The Bloomberg GCC 200 Index fell 0.3 percent Sunday. The index tracks 200 of the largest stocks in the Gulf Cooperation Council, which includes Saudi Arabia, Kuwait, Bahrain, Qatar, the United Arab Emirates and Oman. Meanwhile, the volume of shares trading on Dubai’s DFM General Index reached just 55 percent of the 20-day average, Bloomberg reported.
Muhammad Shabbir, the head of equities at Rasmala Investment Bank Ltd., called Ramadan “an empty period.”
During Ramadan, Muslims fast from sunup to sundown. Abstaining from food and drink for prolonged periods taxes the body and brain, and many countries reduce official working hours to accommodate employees. United Arab Emirates labor law cuts the work day by two hours for Muslims and non-Muslims alike. In Sudan, employees of the National Civil Service work an hour less each day during Ramadan.
It is unsurprising that business activities and productivity would drop as a result. But how significant is that decline? As it turns out, it’s substantial.
Ramadan has a negative impact on GDP growth, Filipe Campante and David Yanagizawa-Drott, public policy professors at the Harvard Kennedy School of Government, determined in a paper published last year.
— Foreign Affairs (@ForeignAffairs) July 19, 2015
Campante and Yanagizawa-Drott parsed more than six decades’ worth of data across numerous countries. They compared it with different lengths of the fasting day, which varies according to a country’s latitude and the time of year at which Ramadan occurs. Thanks to these inherent variations in Ramadan, they were able to determine that longer stretches of fasting caused, and were not merely correlated with, a decrease in economic output growth.
“Our estimates imply a substantial economic cost stemming from more demanding Ramadan fasting,” they wrote in their paper, which was published in the Quarterly Journal of Economics. A longer fast had a negative effect on output growth no matter how they measured it — GDP per worker, per capita or in total. For every hour that the fast increased, economic growth declined by 0.7 percent, they found.
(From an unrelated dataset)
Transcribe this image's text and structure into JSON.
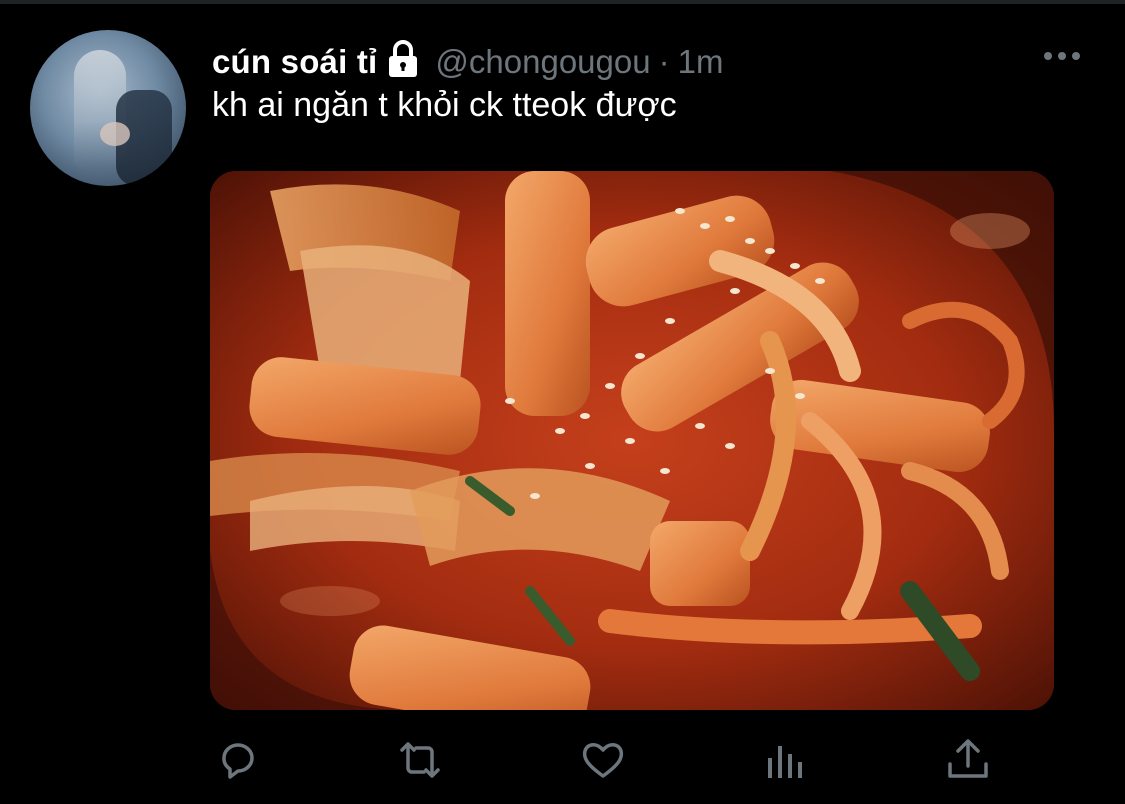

They also found, curiously, that the longer the length of the requisite fast, the happier Muslims reported being. Their conclusion was that even though Ramadan can put a damper on economic growth, it bolstered people in less “nonpecuniary” ways.
At a granular level, the impact of Ramadan varies by sector. It’s expected to support oil prices because of an increase in driving, Reuters reported. For broadcast networks in the Middle East, viewership jumps during Ramadan, thanks to special shows aired during the holy month.
Sales of dates, with which the fast is traditionally broken, surge along with other foods linked to Ramadan — desserts, chocolates given as gifts, the marketing research firm Nielsen has found. And for developers who create Ramadan-related apps, the month of fasting is actually a time to feast.